Am  25.5.2018 trat für die EU eine neue Datenschutz-Grundverordnung (kurz: DSGVO, engl. „General Data Protection Regulation“, GDPR) in Kraft. Die neuen Bestimmungen sollen Menschen mehr Kontrolle über ihre digitalen Daten geben – bringen für die Urheber von Foto- und Filmaufnahmen  jedoch jede Menge neue Pflichten mit sich und sorgen für viele Fragen. Wir informieren Sie hier über die wichtigsten Probleme und deren Lösungen.
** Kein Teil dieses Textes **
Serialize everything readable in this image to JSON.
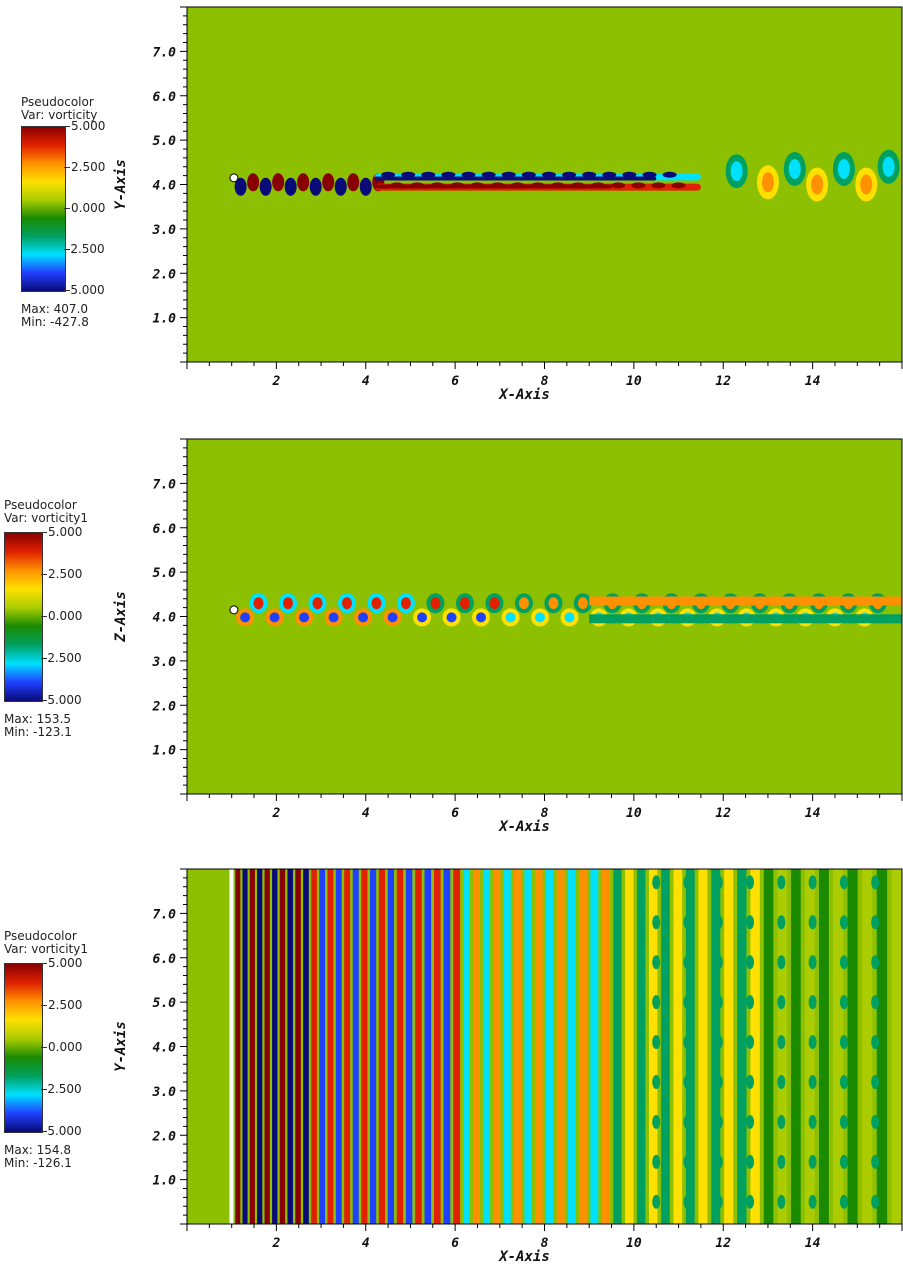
{
  "colors": {
    "background": "#8cc000",
    "colormap": [
      "#0a0a78",
      "#2040ff",
      "#00e0ff",
      "#00a060",
      "#1a8a00",
      "#aacc00",
      "#ffe000",
      "#ff9000",
      "#e02000",
      "#880000"
    ]
  },
  "chart_data": [
    {
      "type": "heatmap",
      "legend": {
        "title": "Pseudocolor",
        "var": "Var: vorticity",
        "ticks": [
          "5.000",
          "2.500",
          "0.000",
          "-2.500",
          "-5.000"
        ],
        "max": "Max:  407.0",
        "min": "Min: -427.8"
      },
      "xlabel": "X-Axis",
      "ylabel": "Y-Axis",
      "xticks": [
        "2",
        "4",
        "6",
        "8",
        "10",
        "12",
        "14"
      ],
      "yticks": [
        "7.0",
        "6.0",
        "5.0",
        "4.0",
        "3.0",
        "2.0",
        "1.0"
      ],
      "xlim": [
        0,
        16
      ],
      "ylim": [
        0,
        8
      ],
      "clim": [
        -5,
        5
      ],
      "pattern": "wake-xy",
      "wake_center_y": 4.0
    },
    {
      "type": "heatmap",
      "legend": {
        "title": "Pseudocolor",
        "var": "Var: vorticity1",
        "ticks": [
          "5.000",
          "2.500",
          "0.000",
          "-2.500",
          "-5.000"
        ],
        "max": "Max:  153.5",
        "min": "Min: -123.1"
      },
      "xlabel": "X-Axis",
      "ylabel": "Z-Axis",
      "xticks": [
        "2",
        "4",
        "6",
        "8",
        "10",
        "12",
        "14"
      ],
      "yticks": [
        "7.0",
        "6.0",
        "5.0",
        "4.0",
        "3.0",
        "2.0",
        "1.0"
      ],
      "xlim": [
        0,
        16
      ],
      "ylim": [
        0,
        8
      ],
      "clim": [
        -5,
        5
      ],
      "pattern": "wake-xz",
      "wake_center_y": 4.0
    },
    {
      "type": "heatmap",
      "legend": {
        "title": "Pseudocolor",
        "var": "Var: vorticity1",
        "ticks": [
          "5.000",
          "2.500",
          "0.000",
          "-2.500",
          "-5.000"
        ],
        "max": "Max:  154.8",
        "min": "Min: -126.1"
      },
      "xlabel": "X-Axis",
      "ylabel": "Y-Axis",
      "xticks": [
        "2",
        "4",
        "6",
        "8",
        "10",
        "12",
        "14"
      ],
      "yticks": [
        "7.0",
        "6.0",
        "5.0",
        "4.0",
        "3.0",
        "2.0",
        "1.0"
      ],
      "xlim": [
        0,
        16
      ],
      "ylim": [
        0,
        8
      ],
      "clim": [
        -5,
        5
      ],
      "pattern": "bands"
    }
  ]
}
Die Verunsicherung ist groß: Wie bringt man sich nach dem Inkrafttreten der DSGVO beim Anfertigen und der Verarbeitung von Foto- und Filmmaterial rechtlich auf die sichere Seite? Denn schließlich enthalten viele dieser Aufnahmen personenbezogene Daten, also Informationen, die zur Identifikation einer natürlichen Person ausreichen. Dabei handelt es sich nicht nur um Gesichter, sondern auch um Autokennzeichen, Wohnadressen oder auch nur Körperteile – sofern sie zur Identifikation genügen. Bisher bestimmte das Bundesdatenschutzgesetz (BDSG), dass unter bestimmten Umständen andere Gesetze vorrangig sind, der Datenschutz also zurücktreten muss, wenn höhere Interessen im Vordergrund stehen. Ein solcher Fall ist etwa das „Recht am eigenen Bild“ nach dem Kunsturheberrechtsgesetz (KUG) und damit verbunden die Frage, ob Abbildungen einer Person mit oder ohne deren Einwilligung verbreitet werden dürfen. Wenn es sich dabei z. B. um ein „Bildnis aus dem Bereich der Zeitgeschichte“ handelt und damit ein überwiegendes Informationsinteresse der Öffentlichkeit besteht, ist keine Einwilligung erforderlich. Dies gilt heute nicht mehr pauschal. Zwar sieht die EU-Verordnung vor, dass die Mitgliedsstaaten für einen Ausgleich zwischen Datenschutz und Meinungs- sowie Informationsfreiheit schaffen und dementsprechende Regelungen treffen können, jedoch wurde dies bisher nur in Ansätzen umgesetzt. Eine Ausnahme, die auch jetzt greift, ist das sogenannte Medienprivileg: Journalistische Recherche sowie das Publizieren von redaktionellen Inhalten in Presse und Rundfunk sind auch weiterhin vom Datenschutzrecht ausgenommen, was auch vom Oberlandesgericht Köln bestätigt wurde.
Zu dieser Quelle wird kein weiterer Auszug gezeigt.